About the role
At Braze, we pride ourselves on our exceptional team—a group that is approachable, kind, and profoundly passionate about our work.
We strive to ignite that passion through high standards, collaborative teamwork, and a commitment to work-life balance as we navigate rapid global growth while promoting equity and opportunity within and outside our organization.
To thrive here, you need to hold yourself and your colleagues to high standards. Everyone has an opportunity to contribute: exercising autonomy, accountability, and openness to new perspectives are crucial to our ongoing success.
Our deep curiosity and willingness to share diverse interests infuse our culture with vibrancy and balance.

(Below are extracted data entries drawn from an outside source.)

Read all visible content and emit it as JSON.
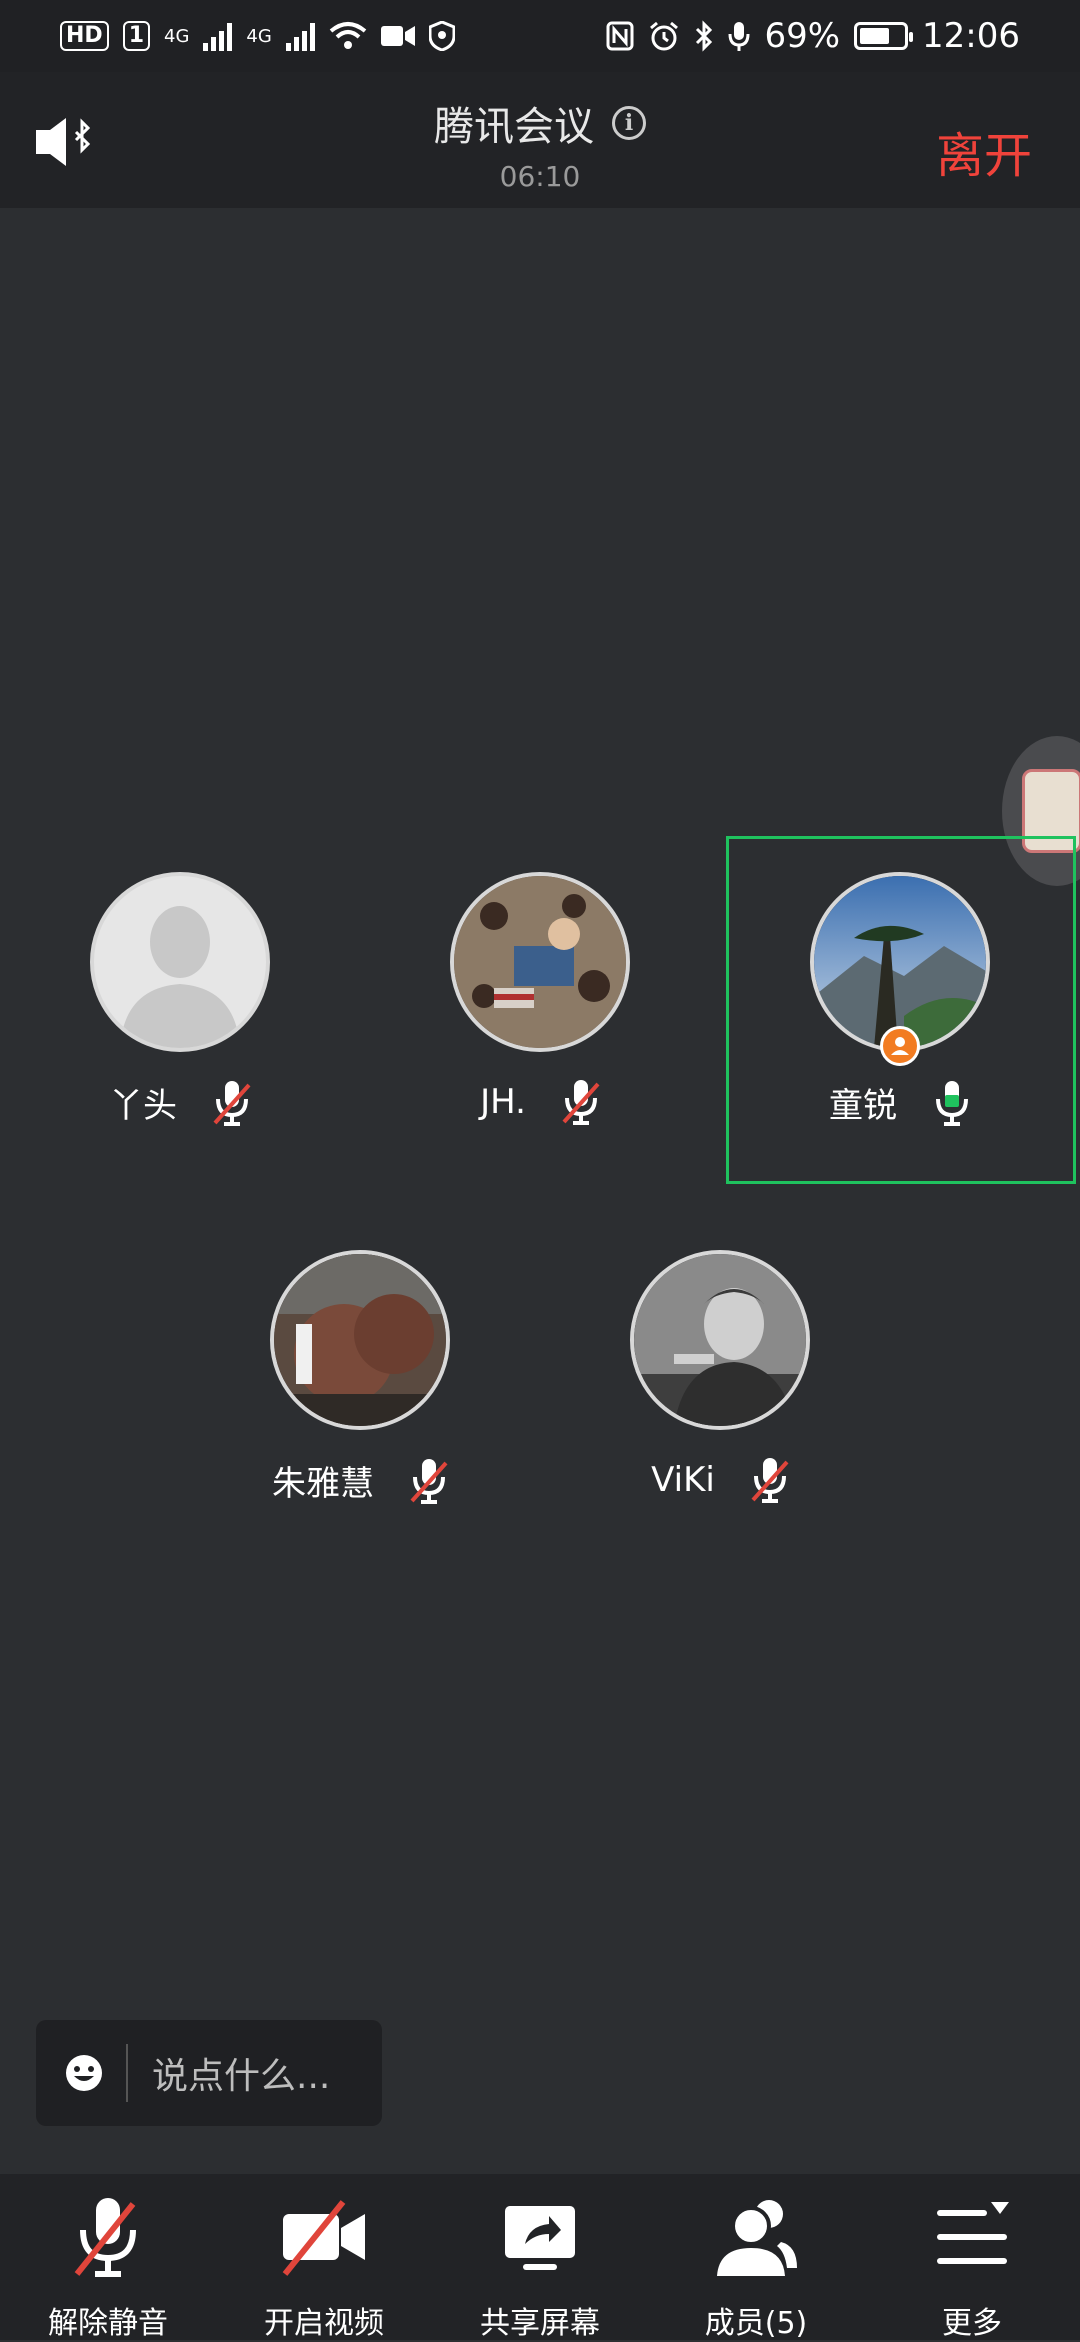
{
  "status_bar": {
    "left_chips": [
      "HD",
      "1"
    ],
    "net_1": "4G",
    "net_2": "4G",
    "battery": "69%",
    "battery_level": 0.69,
    "time": "12:06"
  },
  "header": {
    "title": "腾讯会议",
    "timer": "06:10",
    "leave_label": "离开"
  },
  "participants": [
    {
      "name": "丫头",
      "muted": true
    },
    {
      "name": "JH.",
      "muted": true
    },
    {
      "name": "童锐",
      "muted": false,
      "host": true,
      "active": true
    },
    {
      "name": "朱雅慧",
      "muted": true
    },
    {
      "name": "ViKi",
      "muted": true
    }
  ],
  "chat": {
    "placeholder": "说点什么..."
  },
  "toolbar": {
    "unmute": "解除静音",
    "start_video": "开启视频",
    "share_screen": "共享屏幕",
    "members": "成员(5)",
    "more": "更多"
  },
  "colors": {
    "background": "#2c2e31",
    "leave_red": "#f0433b",
    "active_green": "#1fc25e",
    "host_orange": "#f27c22",
    "mute_red": "#e0453b"
  }
}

If you are eager to tackle stimulating challenges and possess a proactive mindset in the face of change, you'll have the chance to make a significant impact here, supported by a talented and passionate team. If Braze resonates with you, we look forward to meeting you.
WHAT YOU'LL DO
As a Platform Software Engineer (PSWE), you will design and build distributed systems that power Braze's extensive background processing platform. We manage Sidekiq at Braze—handling over a trillion jobs daily across Kubernetes clusters globally. Your work will encompass autoscaling systems, metrics pipelines, reliable job execution, and internal frameworks that enhance the safety of distributed processing for application teams.
Our operations are vast: we cater to 3.3 billion monthly active users, process hundreds of billions of data points monthly, and send billions of messages every day. Our tech stack includes Ruby on Rails, Go, MongoDB, Redis, and Kafka. As a PSWE, you'll collaborate with application teams to advance the Sidekiq platform they rely on, enhancing reliability, performance, and developer experience.
Main responsibilities:
- Develop Braze’s embedded frameworks for large-scale distributed processing.
- Design, build, and operate internal software frameworks that facilitate Braze’s asynchronous and background processing systems on a massive scale.
- Evolve and extend frameworks based on technologies like Sidekiq to reliably execute over a trillion jobs per day across a globally distributed platform.
- Oversee scaling behavior, reliability guarantees, failure modes, and operational safety of these systems.
- Provide opinionated abstractions, tooling, and guardrails that empower application teams to utilize distributed processing safely without managing underlying complexities.
- Enhance observability, debuggability, and maintainability of our systems.